Federal Appeals Court postpones injunction blocking CoreValve sale in US

The Federal Circuit Court of Appeals has postponed the implementation of an injunction filed by Edwards Lifesciences to prevent Medtronic Inc. from marketing its CoreValve transcatheter valve in the United States.

Medtronic argued that Edwards Lifesciences had not met the standards necessary to file such an injunction, and had previously been granted a postponement of 7 business days to appeal the ruling after the initial order on April 11. As a result of this latest postponement, the injunction will only go into effect if the appellate court determines it had been properly issued, according to a press release.

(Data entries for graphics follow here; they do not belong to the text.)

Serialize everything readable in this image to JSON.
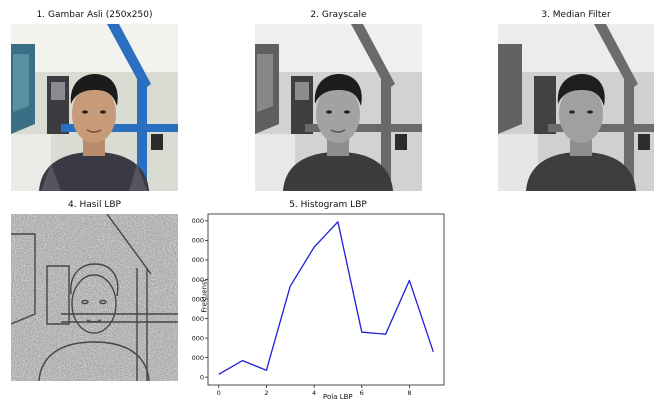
{
  "panels": {
    "original": {
      "title": "1. Gambar Asli (250x250)"
    },
    "grayscale": {
      "title": "2. Grayscale"
    },
    "median": {
      "title": "3. Median Filter"
    },
    "lbp": {
      "title": "4. Hasil LBP"
    }
  },
  "colors": {
    "line": "#1f1fd8",
    "wall": "#cfd6cf",
    "beam": "#2a6fc0",
    "shirt": "#3a3a44",
    "skin": "#c79a7a",
    "hair": "#1b1b1b"
  },
  "chart_data": {
    "type": "line",
    "title": "5. Histogram LBP",
    "xlabel": "Pola LBP",
    "ylabel": "Frekuensi",
    "x": [
      0,
      1,
      2,
      3,
      4,
      5,
      6,
      7,
      8,
      9
    ],
    "series": [
      {
        "values": [
          300,
          1700,
          700,
          9300,
          13300,
          15900,
          4600,
          4400,
          9900,
          2600
        ]
      }
    ],
    "xlim": [
      -0.45,
      9.45
    ],
    "ylim": [
      -800,
      16700
    ],
    "xticks": [
      0,
      2,
      4,
      6,
      8
    ],
    "yticks": [
      0,
      2000,
      4000,
      6000,
      8000,
      10000,
      12000,
      14000,
      16000
    ],
    "xtick_labels": [
      "0",
      "2",
      "4",
      "6",
      "8"
    ],
    "ytick_labels": [
      "0",
      "2000",
      "4000",
      "6000",
      "8000",
      "10000",
      "12000",
      "14000",
      "16000"
    ],
    "grid": false,
    "legend": false
  }
}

“We believe this ruling is good news for patients who need the CoreValve device, and our primary objective has been to work closely with physicians to ensure that their patients are able to get the therapy they need,” John Liddicoat, MD, senior vice president of Medtronic and president of the Medtronic Structural Heart Business, said in the release.

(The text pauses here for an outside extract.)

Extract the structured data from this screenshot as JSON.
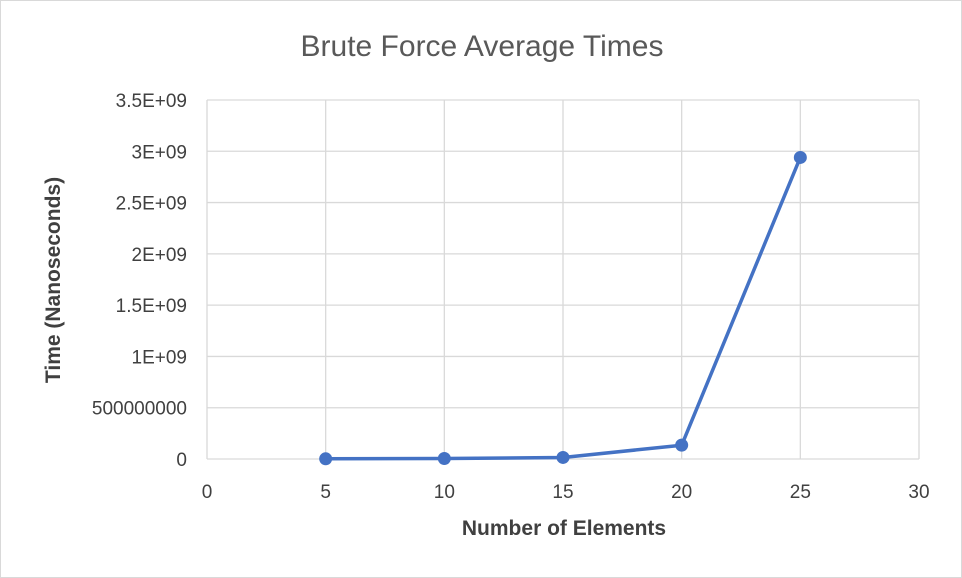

The Court of Appeals also granted an expedited appeal of the initial ruling to Medtronic, with the final appeal brief to be submitted by June 19.

The self-expanding CoreValve device was approved by the FDA in January for use in patients with severe aortic stenosis at extreme high risk for surgical valve replacement. The approval was granted without the assessment of an external panel of experts, due to strongly favorable results from study of the CoreValve System among high-risk patients.

The injunction would not affect ongoing US clinical trials of CoreValve, or the sale or marketing of the device outside of the United States.